Using the handheld Bidet
The handheld Bidet is a simple spray nozzle that sits alongside the toilet. The handheld Bidet sprayer is also crudely known as the “bum gun” and popular in many parts of South America, Asia, and Middle Eastern countries. The Bidet sprayer caught on like wild fire as a competent replacement for the classic Bidet which took up too much real estate in the home. The Bidet sprayer is simple to use. After doing your business reach over and grab the hose. If you’re a male, lean forward ever so slightly and position the Bidet down in the toilet bowl aiming up at your nether regions. If you’re female enter from the front and do the same. Let her rip. With a bit of practice you’ll learn which angle works best and you’ll be cleaned off in no time flat.
If there’s toilet paper next to you take a small amount and dry yourself off. That’s all there is to it! Notice how when you wipe there isn’t a single brown stain on the toilet paper! Using toilet paper alone leaves all kinds of doo doo and dingleberries down there. Most Americans are walking around all day with stained behinds and dingleberries. If you value being clean and hygienic you cannot understate the value and practicality of the Bidet.
The most common mistake new users make with the handheld Bidet nozzle is getting the angle wrong or underestimating the water pressure. It’s a good idea to give the hose a test squeeze to test the waters (no pun intended.) If you’re in a public place spray off the toilet seat to remove any urine left by other patrons and then go to town with your business. Carry hand sanitizer while abroad and wash your hands afterwards.
Using the Bidet toilet seat Combo
This is the most common type of Bidet you’ll see in Japan. Simply put, this is a toilet that sprays water. The Bidet toilet seat combo is a seat that sits right on top of an existing toilet and provides a jet stream of water. This particular ingenious design was spearheaded by an American inventor who licensed his unique Bidet patent and design to the Japanese. The Japanese took the concept of the Bidet seat and added electronics to provide a complete Bidet solution. Now, over 80% of homes in Japan have some kind of Bidet seat, either electronic or non electric.
The electronic Bidet seat brings forth an intimidating amount of controls and technology into the bathroom. Electronic Bidet seats offer everything from seat warmers, water temperature and pressure controls, air drying capabilities, and self cleaning functions. High end models come with their own remote controls for a truly hands free experience. Once dialed in you can get in and out of the bathroom without touching a single square of toilet paper.
Bidet toilet seats hook into your existing water line and provide a jet steam mechanism to blast away the crud and dingleberries. Non electric models are the simplest design with minimal controls to control water pressure. Operating these models is a simple matter of turning the water water pressure dial to the appropriate setting and then turning it off when you’re done.
Electric models differ by brand and features and require a bit of examination to understand the various buttons and programming. These are truly top of the line Bidets you’ll only come across in Japan or if you take the plunge and purchase a combo seat for yourself.
Pro tips from abroad
The key to having a successful Bidet experience is going into the bathroom with an open mind and confidence.
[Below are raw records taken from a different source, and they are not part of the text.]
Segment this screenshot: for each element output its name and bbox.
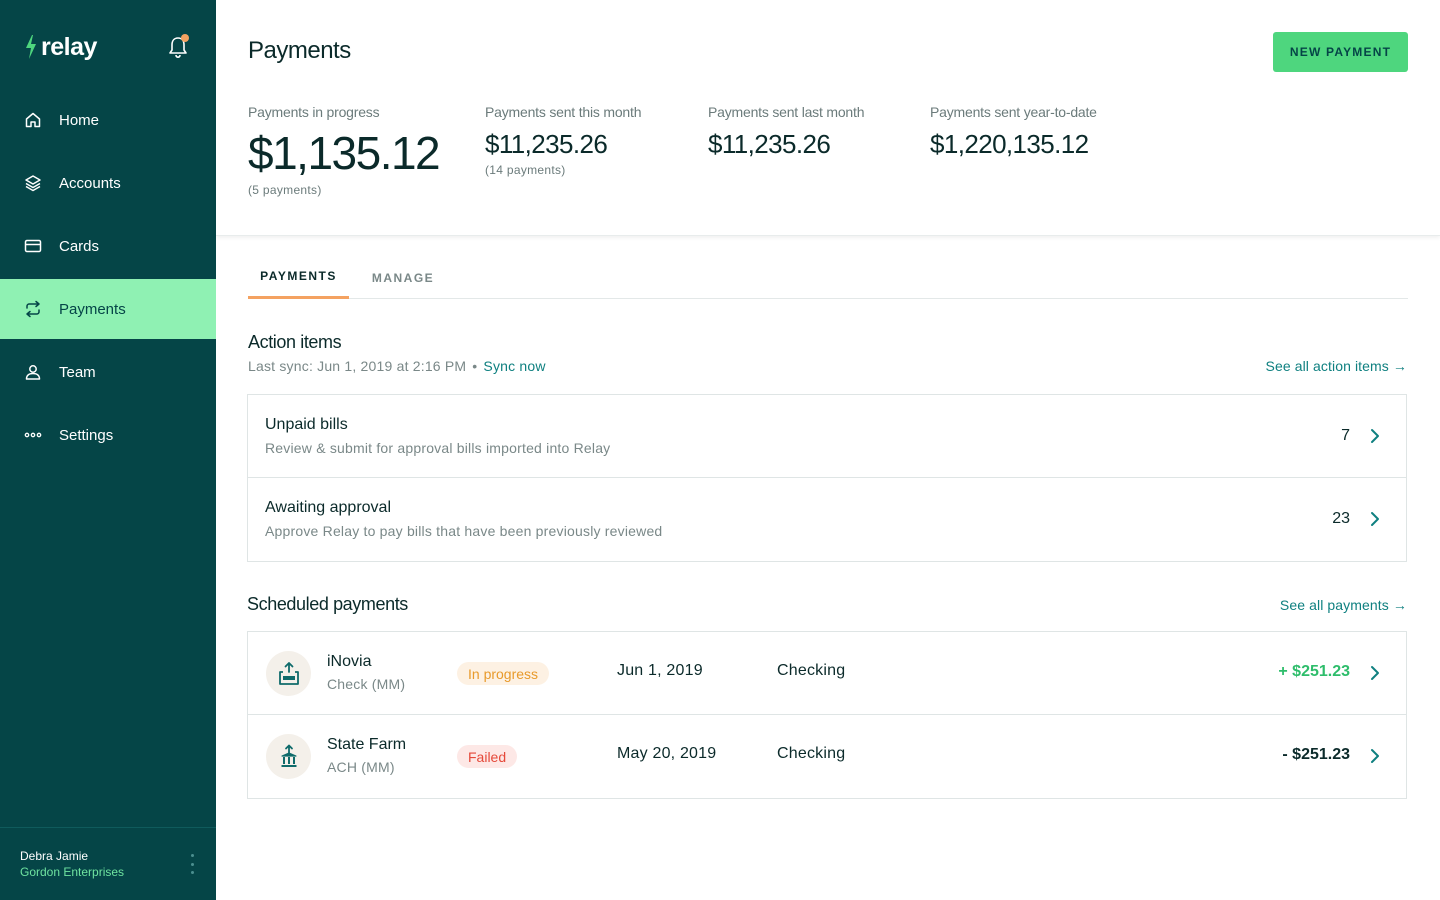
stat-label: Payments in progress [248, 104, 380, 120]
sidebar: relay Home Accounts Cards Payments [0, 0, 216, 900]
tab-bar: PAYMENTS MANAGE [248, 256, 1408, 299]
tab-payments[interactable]: PAYMENTS [248, 256, 349, 299]
bank-icon [266, 734, 311, 779]
home-icon [24, 111, 42, 129]
tab-manage[interactable]: MANAGE [371, 270, 435, 285]
bolt-icon [26, 35, 36, 59]
chevron-right-icon [1371, 512, 1379, 526]
stat-this-month: Payments sent this month $11,235.26 (14 … [485, 104, 641, 177]
action-item-title: Awaiting approval [265, 499, 392, 516]
layers-icon [24, 174, 42, 192]
more-icon [24, 426, 42, 444]
check-mail-icon [266, 651, 311, 696]
stat-label: Payments sent last month [708, 104, 865, 120]
relay-logo[interactable]: relay [24, 31, 97, 63]
sidebar-item-label: Cards [59, 237, 100, 255]
sidebar-item-label: Accounts [59, 174, 121, 192]
sidebar-item-payments[interactable]: Payments [0, 279, 216, 339]
stat-last-month: Payments sent last month $11,235.26 [708, 104, 864, 160]
chevron-right-icon [1371, 429, 1379, 443]
new-payment-button[interactable]: NEW PAYMENT [1273, 32, 1408, 72]
status-badge: Failed [457, 745, 518, 768]
user-icon [24, 363, 42, 381]
sync-now-link[interactable]: Sync now [483, 358, 546, 374]
kebab-menu-icon[interactable] [188, 854, 196, 874]
sync-status: Last sync: Jun 1, 2019 at 2:16 PM • Sync n… [248, 358, 546, 374]
stat-value: $1,220,135.12 [930, 129, 1089, 159]
chevron-right-icon [1371, 749, 1379, 763]
scheduled-payments-list: iNovia Check (MM) In progress Jun 1, 201… [247, 631, 1407, 799]
action-item-title: Unpaid bills [265, 416, 348, 433]
payment-method: Check (MM) [327, 676, 406, 692]
payment-account: Checking [777, 662, 846, 679]
status-badge: In progress [457, 662, 550, 685]
chevron-right-icon [1371, 666, 1379, 680]
stat-value: $11,235.26 [485, 129, 608, 159]
stat-label: Payments sent year-to-date [930, 104, 1097, 120]
see-all-payments-link[interactable]: See all payments → [1279, 597, 1407, 613]
action-items-list: Unpaid bills Review & submit for approva… [247, 394, 1407, 562]
payment-row-state-farm[interactable]: State Farm ACH (MM) Failed May 20, 2019 … [248, 715, 1406, 798]
last-sync-text: Last sync: Jun 1, 2019 at 2:16 PM [248, 358, 467, 374]
notifications-bell-icon[interactable] [166, 34, 190, 60]
payment-method: ACH (MM) [327, 759, 395, 775]
user-profile[interactable]: Debra Jamie Gordon Enterprises [0, 827, 216, 900]
stat-value: $1,135.12 [248, 127, 441, 179]
sidebar-item-home[interactable]: Home [0, 90, 216, 150]
action-item-subtitle: Approve Relay to pay bills that have bee… [265, 523, 663, 539]
sidebar-item-label: Team [59, 363, 96, 381]
page-header: Payments NEW PAYMENT Payments in progres… [216, 0, 1440, 236]
sidebar-item-accounts[interactable]: Accounts [0, 153, 216, 213]
action-items-title: Action items [248, 332, 342, 352]
action-item-subtitle: Review & submit for approval bills impor… [265, 440, 611, 456]
action-item-awaiting-approval[interactable]: Awaiting approval Approve Relay to pay b… [248, 478, 1406, 561]
stat-value: $11,235.26 [708, 129, 831, 159]
payment-date: May 20, 2019 [617, 745, 717, 762]
payee-name: State Farm [327, 736, 407, 753]
sidebar-item-cards[interactable]: Cards [0, 216, 216, 276]
notification-dot [181, 34, 189, 42]
stat-sub: (14 payments) [485, 163, 566, 177]
user-name: Debra Jamie [20, 849, 89, 863]
sidebar-item-label: Payments [59, 300, 126, 318]
payment-account: Checking [777, 745, 846, 762]
action-item-count: 23 [1332, 510, 1350, 527]
action-item-count: 7 [1341, 427, 1350, 444]
separator-dot: • [472, 358, 478, 374]
payment-amount: + $251.23 [1278, 663, 1350, 680]
scheduled-payments-title: Scheduled payments [247, 594, 408, 614]
user-org: Gordon Enterprises [20, 865, 125, 879]
card-icon [24, 237, 42, 255]
see-all-action-items-link[interactable]: See all action items → [1265, 358, 1407, 374]
transfer-icon [24, 300, 42, 318]
sidebar-item-settings[interactable]: Settings [0, 405, 216, 465]
logo-text: relay [41, 32, 97, 61]
payment-row-inovia[interactable]: iNovia Check (MM) In progress Jun 1, 201… [248, 632, 1406, 715]
payee-name: iNovia [327, 653, 372, 670]
page-title: Payments [248, 37, 351, 64]
stat-sub: (5 payments) [248, 183, 322, 197]
action-item-unpaid-bills[interactable]: Unpaid bills Review & submit for approva… [248, 395, 1406, 478]
stat-label: Payments sent this month [485, 104, 642, 120]
stat-year-to-date: Payments sent year-to-date $1,220,135.12 [930, 104, 1097, 160]
sidebar-item-label: Settings [59, 426, 114, 444]
payment-date: Jun 1, 2019 [617, 662, 703, 679]
sidebar-item-team[interactable]: Team [0, 342, 216, 402]
sidebar-item-label: Home [59, 111, 100, 129]
stat-in-progress: Payments in progress $1,135.12 (5 paymen… [248, 104, 441, 197]
payment-amount: - $251.23 [1282, 746, 1350, 763]
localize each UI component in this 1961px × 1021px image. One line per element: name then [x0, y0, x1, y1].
Even if there’s toilet paper available make the effort to try something new and experience a true deep cleaning. If you’re traveling abroad carry tissue paper so you have a familiar backup in case things go horribly wrong. Common mistakes including underestimating the water pressure of the handheld Bidet, incorrect settings on the electronic Bidet, and standing up while the jet streams are washing you down. The key to anything is practice. Every once in a while we must question why do the things we do. How many actions and behaviors do we take in daily life that are not the most efficient, yet we do them because “that’s the way it’s always been done.”
Chances are high you’ll quickly gain confidence using the Bidet and become an advocate for them back in America.